The output is: 100 100 100 99 100

I'm unable to understand this question.

Please somebody explain me this code and it's output.

Thanks.

Answer 1

First, this line contains undefined behavior

print(++ptr,ptr--,ptr,ptr++,++ptr);

because it uses a variable that is part of an expression with side effect multiple times without reaching a sequence point.

In the code static keyword is used so i thought that each time it would take a different input.

Presence or absence of static keyword makes no difference in this example, because the code never prints the value of the pointer, only the content of memory pointed to by that pointer.

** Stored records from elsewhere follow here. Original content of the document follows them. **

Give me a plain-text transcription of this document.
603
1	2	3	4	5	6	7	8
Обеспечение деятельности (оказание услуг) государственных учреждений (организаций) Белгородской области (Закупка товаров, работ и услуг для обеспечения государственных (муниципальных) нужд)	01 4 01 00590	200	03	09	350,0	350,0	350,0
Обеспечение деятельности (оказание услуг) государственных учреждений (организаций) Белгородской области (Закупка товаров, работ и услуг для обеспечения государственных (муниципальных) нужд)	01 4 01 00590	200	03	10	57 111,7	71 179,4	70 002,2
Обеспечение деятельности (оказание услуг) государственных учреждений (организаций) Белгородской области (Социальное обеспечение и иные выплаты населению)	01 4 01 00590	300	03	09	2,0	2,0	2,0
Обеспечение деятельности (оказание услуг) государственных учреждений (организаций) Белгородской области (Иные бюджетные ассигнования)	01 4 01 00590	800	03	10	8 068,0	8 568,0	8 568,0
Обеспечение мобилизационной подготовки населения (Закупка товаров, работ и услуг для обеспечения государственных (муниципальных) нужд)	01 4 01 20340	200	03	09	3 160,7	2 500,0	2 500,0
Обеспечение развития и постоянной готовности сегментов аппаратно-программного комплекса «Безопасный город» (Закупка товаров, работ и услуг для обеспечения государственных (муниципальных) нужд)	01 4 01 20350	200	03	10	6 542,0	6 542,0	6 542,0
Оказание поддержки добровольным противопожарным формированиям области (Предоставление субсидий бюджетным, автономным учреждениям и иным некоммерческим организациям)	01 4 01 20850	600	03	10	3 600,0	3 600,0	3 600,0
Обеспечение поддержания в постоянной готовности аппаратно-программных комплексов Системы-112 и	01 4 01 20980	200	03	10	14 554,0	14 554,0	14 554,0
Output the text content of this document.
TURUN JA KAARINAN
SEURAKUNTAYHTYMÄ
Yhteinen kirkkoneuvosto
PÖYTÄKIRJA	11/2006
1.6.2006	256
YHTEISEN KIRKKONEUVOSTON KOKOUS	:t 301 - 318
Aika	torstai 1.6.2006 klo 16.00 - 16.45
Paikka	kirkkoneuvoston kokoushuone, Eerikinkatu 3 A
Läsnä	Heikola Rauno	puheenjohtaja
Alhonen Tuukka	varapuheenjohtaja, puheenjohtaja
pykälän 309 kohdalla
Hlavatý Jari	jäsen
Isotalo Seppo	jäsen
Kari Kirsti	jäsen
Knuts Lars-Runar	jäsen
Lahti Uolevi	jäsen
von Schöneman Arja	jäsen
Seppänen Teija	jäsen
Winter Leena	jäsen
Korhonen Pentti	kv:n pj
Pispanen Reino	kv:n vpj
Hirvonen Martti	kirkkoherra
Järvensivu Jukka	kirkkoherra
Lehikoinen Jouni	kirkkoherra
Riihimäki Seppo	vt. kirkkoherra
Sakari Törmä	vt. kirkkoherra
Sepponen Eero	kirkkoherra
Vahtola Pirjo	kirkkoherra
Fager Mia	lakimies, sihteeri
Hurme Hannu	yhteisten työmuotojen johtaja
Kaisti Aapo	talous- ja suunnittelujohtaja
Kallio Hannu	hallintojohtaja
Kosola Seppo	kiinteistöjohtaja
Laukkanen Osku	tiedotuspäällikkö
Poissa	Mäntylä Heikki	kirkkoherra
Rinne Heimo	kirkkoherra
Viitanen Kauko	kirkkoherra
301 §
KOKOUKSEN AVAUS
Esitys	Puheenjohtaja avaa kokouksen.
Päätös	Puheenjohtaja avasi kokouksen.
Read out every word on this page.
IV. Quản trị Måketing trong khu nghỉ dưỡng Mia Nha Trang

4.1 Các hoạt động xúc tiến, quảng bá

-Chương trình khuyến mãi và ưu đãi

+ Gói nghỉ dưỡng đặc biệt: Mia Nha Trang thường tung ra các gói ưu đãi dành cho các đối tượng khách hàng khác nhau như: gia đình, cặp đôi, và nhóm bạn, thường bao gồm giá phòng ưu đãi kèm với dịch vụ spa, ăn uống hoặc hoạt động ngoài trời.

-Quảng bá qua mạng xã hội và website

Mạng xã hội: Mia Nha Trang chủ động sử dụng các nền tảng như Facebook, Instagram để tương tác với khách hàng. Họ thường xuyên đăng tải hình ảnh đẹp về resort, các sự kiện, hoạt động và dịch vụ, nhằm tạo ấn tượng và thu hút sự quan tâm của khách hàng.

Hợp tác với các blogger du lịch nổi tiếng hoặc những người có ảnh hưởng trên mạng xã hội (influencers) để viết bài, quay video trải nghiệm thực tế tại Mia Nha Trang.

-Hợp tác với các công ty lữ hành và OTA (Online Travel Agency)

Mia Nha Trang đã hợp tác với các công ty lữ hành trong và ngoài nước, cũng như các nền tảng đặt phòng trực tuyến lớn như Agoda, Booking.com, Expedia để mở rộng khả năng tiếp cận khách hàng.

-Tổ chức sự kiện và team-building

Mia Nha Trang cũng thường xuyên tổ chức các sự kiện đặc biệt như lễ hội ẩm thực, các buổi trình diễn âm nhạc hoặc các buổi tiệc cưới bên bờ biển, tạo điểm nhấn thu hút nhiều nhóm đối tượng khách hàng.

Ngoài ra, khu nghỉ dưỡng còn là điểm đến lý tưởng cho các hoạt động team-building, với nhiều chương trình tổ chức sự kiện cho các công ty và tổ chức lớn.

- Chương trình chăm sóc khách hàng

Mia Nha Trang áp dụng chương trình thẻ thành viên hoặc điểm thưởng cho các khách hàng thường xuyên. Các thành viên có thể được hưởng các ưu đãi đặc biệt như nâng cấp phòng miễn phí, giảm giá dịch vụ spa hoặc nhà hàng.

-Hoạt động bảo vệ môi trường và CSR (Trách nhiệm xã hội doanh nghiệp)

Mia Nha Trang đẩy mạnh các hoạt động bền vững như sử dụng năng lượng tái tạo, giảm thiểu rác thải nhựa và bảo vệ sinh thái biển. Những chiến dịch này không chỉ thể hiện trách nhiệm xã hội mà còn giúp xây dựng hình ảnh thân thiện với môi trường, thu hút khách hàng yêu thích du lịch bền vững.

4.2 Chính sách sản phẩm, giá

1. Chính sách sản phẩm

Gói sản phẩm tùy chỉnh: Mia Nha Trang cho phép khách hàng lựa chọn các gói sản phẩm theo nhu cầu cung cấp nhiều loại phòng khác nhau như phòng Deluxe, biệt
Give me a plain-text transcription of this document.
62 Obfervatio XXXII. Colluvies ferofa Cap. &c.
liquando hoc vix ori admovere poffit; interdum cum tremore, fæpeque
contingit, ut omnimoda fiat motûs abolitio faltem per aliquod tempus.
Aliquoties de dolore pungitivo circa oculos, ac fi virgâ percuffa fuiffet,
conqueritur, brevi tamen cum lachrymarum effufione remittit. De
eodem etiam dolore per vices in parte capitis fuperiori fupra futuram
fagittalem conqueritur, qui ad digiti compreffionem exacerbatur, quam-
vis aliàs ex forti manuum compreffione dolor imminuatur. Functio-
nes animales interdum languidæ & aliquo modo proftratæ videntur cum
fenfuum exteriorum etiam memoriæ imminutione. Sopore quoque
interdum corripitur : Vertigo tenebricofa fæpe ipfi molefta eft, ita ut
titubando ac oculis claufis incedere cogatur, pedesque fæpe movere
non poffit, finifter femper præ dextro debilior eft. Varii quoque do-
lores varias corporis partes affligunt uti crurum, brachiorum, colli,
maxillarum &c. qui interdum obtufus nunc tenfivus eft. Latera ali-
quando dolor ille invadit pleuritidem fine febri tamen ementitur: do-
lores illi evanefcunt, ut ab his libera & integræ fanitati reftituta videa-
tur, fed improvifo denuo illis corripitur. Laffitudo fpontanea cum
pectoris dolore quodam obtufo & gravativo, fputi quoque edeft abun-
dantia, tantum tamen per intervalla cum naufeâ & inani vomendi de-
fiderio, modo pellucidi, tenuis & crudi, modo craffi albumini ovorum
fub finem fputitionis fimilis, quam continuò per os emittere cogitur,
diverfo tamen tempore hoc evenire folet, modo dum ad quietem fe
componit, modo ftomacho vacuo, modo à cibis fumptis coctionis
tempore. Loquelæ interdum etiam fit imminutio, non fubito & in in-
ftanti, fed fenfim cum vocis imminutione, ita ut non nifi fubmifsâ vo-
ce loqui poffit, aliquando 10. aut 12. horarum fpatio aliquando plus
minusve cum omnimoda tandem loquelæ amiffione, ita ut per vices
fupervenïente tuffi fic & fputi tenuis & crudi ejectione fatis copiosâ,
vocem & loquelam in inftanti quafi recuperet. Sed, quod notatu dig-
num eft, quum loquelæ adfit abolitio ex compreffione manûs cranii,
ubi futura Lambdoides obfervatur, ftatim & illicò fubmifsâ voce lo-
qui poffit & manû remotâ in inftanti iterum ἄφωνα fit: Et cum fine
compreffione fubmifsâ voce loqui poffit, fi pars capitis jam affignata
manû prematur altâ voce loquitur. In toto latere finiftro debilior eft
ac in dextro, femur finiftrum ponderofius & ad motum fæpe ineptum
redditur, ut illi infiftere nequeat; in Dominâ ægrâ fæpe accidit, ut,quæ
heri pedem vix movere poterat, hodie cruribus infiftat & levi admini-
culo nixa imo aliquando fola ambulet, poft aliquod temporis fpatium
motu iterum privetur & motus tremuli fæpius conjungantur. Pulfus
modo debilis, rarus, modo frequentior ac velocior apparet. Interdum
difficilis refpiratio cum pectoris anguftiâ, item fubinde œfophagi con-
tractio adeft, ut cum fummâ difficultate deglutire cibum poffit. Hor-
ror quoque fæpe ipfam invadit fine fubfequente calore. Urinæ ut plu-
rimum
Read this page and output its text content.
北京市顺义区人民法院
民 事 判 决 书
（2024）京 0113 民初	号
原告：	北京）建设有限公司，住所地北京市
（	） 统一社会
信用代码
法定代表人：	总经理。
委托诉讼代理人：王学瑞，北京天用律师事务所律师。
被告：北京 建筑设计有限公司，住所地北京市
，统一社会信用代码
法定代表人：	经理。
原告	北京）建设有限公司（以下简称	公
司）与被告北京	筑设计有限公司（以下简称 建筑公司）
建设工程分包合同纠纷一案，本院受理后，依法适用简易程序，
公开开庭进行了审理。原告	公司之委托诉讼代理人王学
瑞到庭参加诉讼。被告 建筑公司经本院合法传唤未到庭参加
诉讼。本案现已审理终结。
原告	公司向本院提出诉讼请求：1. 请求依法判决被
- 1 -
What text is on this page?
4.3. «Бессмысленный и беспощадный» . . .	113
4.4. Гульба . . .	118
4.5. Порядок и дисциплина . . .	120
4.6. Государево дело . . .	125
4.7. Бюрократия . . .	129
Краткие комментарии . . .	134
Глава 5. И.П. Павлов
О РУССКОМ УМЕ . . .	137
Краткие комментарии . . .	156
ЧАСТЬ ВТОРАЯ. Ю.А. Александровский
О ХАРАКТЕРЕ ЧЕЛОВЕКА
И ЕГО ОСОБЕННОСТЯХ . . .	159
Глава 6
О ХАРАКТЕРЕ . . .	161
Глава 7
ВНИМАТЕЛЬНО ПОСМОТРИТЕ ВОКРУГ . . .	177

You can remove undefined behavior by moving each expression with side effects to a separate line, like this:

static int arr[]={97,98,99,100,101,102,103,104}; // static can be removed
int *ptr=arr+1;         // Start at index 1
printf("%d\n", *++ptr); // Move to index 2, prints 99 
printf("%d\n", *ptr--); // Print 99, move to index 1
printf("%d\n", *ptr);   // Print 98, stay at position 1
printf("%d\n", *ptr++); // Print 98, move to position 2
printf("%d\n", *++ptr); // Move to position 3, print 100

(demo)

Now the output is different (and correct):

99
99
98
98
100

This is the output that you should expect to have based on the semantic of the pre-increment/decrement and post-increment/decrement operators.

Answer 2

That static keyword has no effect here as main will only be called once.

++ptr means increment the pointer and then pass it (the incremented pointer) to the function.
ptr++ means increment the pointer after it's passed to the function.

Answer 3

I compiled the code and ran it and got a different result:

99 99 98 98 100

'static' doesn't really do anything in your code. You can use it to keep the value of a variable in a function between calls. If this is what you want to know about then maybe you need to change the question slightly.

As for why it gives these numbers: Your code int *ptr=arr+1 means 'create a pointer to an int and initialise it to point at one more than where 'arr' starts. one more in this case is one int more, so this is usually 4 bytes further along in the memory. So ptr is pointing at arr[1], which is 98. Then you increment it in the call to print() ++ptr, so you're moving along one more, to 99, before you print it.